I drilled very small holes in two chambers but the mud closed the holes very fast. There are no drainage for the water. Anyone have a solution for that problem?

hmmm. I'd make the holes bigger than 3mm (I hate to say it but: at the lowest portion of each chamber) and then lightly pack closed-cell foam into the spaces. We are talking about the area that the red arrow is pointing at, yes?

husky te 511 fender.png


good luck.
 
There are a few picks here. They don't really show deep the pockets are but you'll get an idea.

http://www.cafehusky.com/threads/449-511-rear-rack.40862/#post-397308

Never found a real solution for this.
That area will hold a fair bit of mud and really requires disassembly to be cleaned properly.
Fairly quick job if you don't have a rack...
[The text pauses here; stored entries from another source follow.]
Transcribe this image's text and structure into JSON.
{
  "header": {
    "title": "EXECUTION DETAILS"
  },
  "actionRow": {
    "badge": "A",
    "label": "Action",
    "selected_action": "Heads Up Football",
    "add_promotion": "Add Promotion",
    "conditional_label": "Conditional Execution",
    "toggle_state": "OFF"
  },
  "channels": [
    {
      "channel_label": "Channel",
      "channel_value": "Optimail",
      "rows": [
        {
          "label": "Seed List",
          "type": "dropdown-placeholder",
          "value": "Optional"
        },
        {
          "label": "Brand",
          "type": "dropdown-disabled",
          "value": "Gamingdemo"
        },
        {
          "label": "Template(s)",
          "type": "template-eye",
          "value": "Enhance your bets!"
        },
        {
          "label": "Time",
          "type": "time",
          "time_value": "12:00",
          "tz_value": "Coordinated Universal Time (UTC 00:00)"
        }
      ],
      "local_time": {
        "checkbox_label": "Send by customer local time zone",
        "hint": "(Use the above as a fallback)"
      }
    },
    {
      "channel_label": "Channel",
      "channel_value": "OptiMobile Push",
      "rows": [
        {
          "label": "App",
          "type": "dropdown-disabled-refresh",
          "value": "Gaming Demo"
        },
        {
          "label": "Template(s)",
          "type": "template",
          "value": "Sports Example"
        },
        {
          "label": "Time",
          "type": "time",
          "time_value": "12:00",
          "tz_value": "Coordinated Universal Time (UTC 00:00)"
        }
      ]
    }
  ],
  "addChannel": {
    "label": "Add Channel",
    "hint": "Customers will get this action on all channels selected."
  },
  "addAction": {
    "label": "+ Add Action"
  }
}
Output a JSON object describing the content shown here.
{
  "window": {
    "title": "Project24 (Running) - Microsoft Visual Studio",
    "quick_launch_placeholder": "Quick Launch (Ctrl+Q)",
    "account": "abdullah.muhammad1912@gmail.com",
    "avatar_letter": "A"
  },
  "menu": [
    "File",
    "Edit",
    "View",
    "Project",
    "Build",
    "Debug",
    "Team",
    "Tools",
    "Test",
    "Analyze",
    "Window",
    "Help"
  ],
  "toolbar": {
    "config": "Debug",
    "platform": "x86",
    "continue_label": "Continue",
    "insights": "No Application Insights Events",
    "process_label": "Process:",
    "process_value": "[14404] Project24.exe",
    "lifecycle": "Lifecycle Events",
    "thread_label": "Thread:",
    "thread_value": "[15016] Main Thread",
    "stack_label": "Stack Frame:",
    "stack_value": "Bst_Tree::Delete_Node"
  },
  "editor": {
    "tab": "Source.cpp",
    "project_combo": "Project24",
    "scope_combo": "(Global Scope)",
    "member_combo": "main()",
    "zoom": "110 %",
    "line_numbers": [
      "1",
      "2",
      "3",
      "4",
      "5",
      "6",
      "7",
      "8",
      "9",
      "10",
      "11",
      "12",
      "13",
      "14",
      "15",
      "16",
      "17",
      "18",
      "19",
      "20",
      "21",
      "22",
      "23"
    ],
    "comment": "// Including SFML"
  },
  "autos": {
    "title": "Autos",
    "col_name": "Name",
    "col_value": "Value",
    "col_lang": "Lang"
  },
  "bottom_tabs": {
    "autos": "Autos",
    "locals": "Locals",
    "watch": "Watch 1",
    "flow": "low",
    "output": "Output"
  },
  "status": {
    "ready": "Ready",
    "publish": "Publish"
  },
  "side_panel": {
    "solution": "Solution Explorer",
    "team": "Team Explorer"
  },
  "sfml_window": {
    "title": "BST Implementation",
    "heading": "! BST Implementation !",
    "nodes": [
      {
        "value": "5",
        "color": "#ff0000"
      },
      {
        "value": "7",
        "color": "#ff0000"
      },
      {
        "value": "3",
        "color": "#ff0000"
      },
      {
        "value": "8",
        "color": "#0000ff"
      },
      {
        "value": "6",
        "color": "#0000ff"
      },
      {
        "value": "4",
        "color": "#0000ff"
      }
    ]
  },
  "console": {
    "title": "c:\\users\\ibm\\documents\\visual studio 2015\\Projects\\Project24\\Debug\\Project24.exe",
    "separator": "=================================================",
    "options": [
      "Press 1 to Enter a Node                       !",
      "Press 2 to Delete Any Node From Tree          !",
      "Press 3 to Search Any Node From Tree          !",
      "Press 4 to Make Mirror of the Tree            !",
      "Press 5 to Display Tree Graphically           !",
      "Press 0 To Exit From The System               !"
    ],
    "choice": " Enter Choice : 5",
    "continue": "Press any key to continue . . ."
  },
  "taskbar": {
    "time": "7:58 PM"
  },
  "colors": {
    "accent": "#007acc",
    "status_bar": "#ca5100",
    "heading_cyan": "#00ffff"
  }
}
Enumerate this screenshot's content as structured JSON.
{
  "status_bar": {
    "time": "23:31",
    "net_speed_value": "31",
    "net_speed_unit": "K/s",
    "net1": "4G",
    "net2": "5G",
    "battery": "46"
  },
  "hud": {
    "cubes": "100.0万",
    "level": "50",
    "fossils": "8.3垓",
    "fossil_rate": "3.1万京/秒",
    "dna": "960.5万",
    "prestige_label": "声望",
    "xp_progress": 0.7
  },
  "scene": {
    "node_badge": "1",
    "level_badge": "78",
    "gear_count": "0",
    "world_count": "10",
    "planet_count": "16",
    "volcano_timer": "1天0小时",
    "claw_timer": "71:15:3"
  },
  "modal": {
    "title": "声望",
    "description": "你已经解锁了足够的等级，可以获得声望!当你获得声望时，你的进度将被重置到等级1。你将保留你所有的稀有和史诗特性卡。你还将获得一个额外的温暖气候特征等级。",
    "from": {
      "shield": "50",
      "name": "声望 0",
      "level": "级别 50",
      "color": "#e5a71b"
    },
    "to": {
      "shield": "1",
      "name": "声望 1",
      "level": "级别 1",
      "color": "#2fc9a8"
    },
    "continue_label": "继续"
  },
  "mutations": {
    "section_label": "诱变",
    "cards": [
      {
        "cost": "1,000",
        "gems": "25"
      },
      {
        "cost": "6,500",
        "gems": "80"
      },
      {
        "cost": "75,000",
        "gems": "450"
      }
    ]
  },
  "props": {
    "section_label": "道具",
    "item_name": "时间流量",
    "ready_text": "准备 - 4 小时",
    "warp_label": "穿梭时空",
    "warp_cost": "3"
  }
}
I did end up switching to high quality weatherproof connectors for my tail and signal lights.
Never had a problem but didn't like having so much water and crap around those connections.
 
I understand now.. yes, seems a design fault(?) that the rear mudguard its a mud storage.. maybe there should be a way to seal both pieces of the fender
 
I would suggest using some spray foam to fill those pockets in the mudguard. The spray foam is very light (it's full of pockets of air), so it's not adding much weight at all and will fill those voids so you don't get mud/dirt/water in them. The foam will 'overfill' the pockets, then you just use a knife to slice the top off to make the top part of the foam nice and flat and level with the rest of the mudguard/tailpiece.